Creation and Evolution Together At Last!

I saw a bumper sticker: "The Big Bang is the moment atheists appeared". I don't get involved in the cat fight between believers and non-believers.

It's risky to even defend a believers right to believe. I understand why believers defend their beliefs and traditions. But I don't understand aggressive non-believers, especially the ones who claim to have a firm handle on the complexities and nuances of the science involved.

If either of these parties should understand the difference in science and faith, it should be the science party. But they are very agressive, horribly degrading, militant, even vulgar. I think Palinioa is a prime example.

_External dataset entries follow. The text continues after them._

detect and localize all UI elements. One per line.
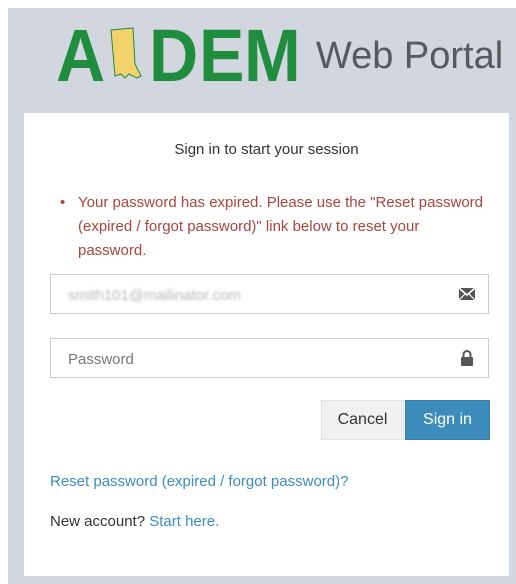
start-here-link[interactable]: Start here. <box>149 513 219 530</box>
adem-wordmark: A D E M <box>56 14 302 97</box>
cancel-button[interactable]: Cancel <box>321 400 404 440</box>
alabama-state-icon <box>107 24 147 88</box>
email-field[interactable] <box>50 274 489 315</box>
logo-letter-e: E <box>198 14 244 97</box>
adem-logo: A D E M Web Portal <box>56 14 504 97</box>
email-input[interactable] <box>66 275 440 315</box>
envelope-icon <box>458 286 476 302</box>
error-text: Your password has expired. Please use th… <box>78 194 483 259</box>
new-account-label: New account? <box>50 513 146 530</box>
logo-letter-m: M <box>244 14 301 97</box>
password-field[interactable] <box>50 338 489 379</box>
new-account-row: New account? Start here. <box>50 513 219 530</box>
lock-icon <box>458 350 476 366</box>
reset-password-link[interactable]: Reset password (expired / forgot passwor… <box>50 473 348 490</box>
password-expired-error: • Your password has expired. Please use … <box>60 191 488 263</box>
error-bullet-icon: • <box>60 194 66 211</box>
web-portal-title: Web Portal <box>315 35 504 77</box>
login-box-message: Sign in to start your session <box>174 141 359 158</box>
logo-letter-a: A <box>56 14 105 97</box>
login-box: Sign in to start your session • Your pas… <box>24 113 509 576</box>
password-input[interactable] <box>66 339 440 379</box>
sign-in-button[interactable]: Sign in <box>405 400 490 440</box>
logo-letter-d: D <box>149 14 198 97</box>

It's hard to pretend her faith has nothing to do with their hatred for her. If I were a believer, I'd say they come across as demonic. But Ann Coulter beat me to that. I recall being rather shocked when another mother bragged to me how much her very young child hated Santa Claus. Last time I checked, "hate" is a "bad word" in the child world.

In fact, I'm pretty sure it classifies as a "VERY bad word", practically unspeakable. But there she was, chuckling as she described how her 6 year old gets in other kids faces and tell them how vile Santa Claus is. You have to wonder about people like that.. "What the hell happened to them in their lives to make them so fucking intolerant?"

Posted by RedCarolina at June 16, 2011 8:04 PM

Wow. A child who has been taught to hate Santa Claus? That is pretty warped. I'm fairly certain that no such thing existed in my childhood.

Also, I'm an agnostic, but the militant, smug, self-righteous atheists turn my stomach. I liken them to smokers who flick their butts out the car window. They give us all a bad name.

Posted by rickl at June 16, 2011 9:36 PM

Loved that book. Bought it during my graduate school days at IU in Bloomington and had hours of laughs with friends. Wish I still had it.

Posted by at June 17, 2011 12:39 AM

"If either of these parties should understand the difference in science and faith, it should be the science party."

I recently caught a science bit on NPR about the time before the big bang. The time when 'something was created out of nothing.'

Clearly, at least some in the science field do not understand the nature of faith, or that they may have crossed over into that realm of belief.

Of course, having blindly done so they rapidly find no limit on what may be pronounced upon (some might see that as a warning sign.) Even though the very nature of our existence post big bang would seem to preclude any potential for scientific knowledge of that which may have preceded it.

Yes, they may collect post bang data, much as the Mayans observed the stars, and may construct imminent and immensely dense theories that extend back before time began, but they simply cannot perform anything approaching a controlled experiment, or ever test their beliefs in any essential manner.

They are still talking about events in a (non)time of nothingness.

They seek to fill the void, they claim with knowledge, but knowledge has real limits. And like all, when they transgress those boundaries they can only be left with faith.

Posted by ThomasD at June 17, 2011 10:26 AM

And when all else fails, they just make up a deity that suits their cause! Atheists worship. I just haven't figured out what it is they worship - Science? Intellectualism? Self. Even on my agnostic days, I still feel the need to honor the "faith of our fathers". The Left honors academic elitism, group think, organized corruption (including Big Science) and for everyone else, collective misery.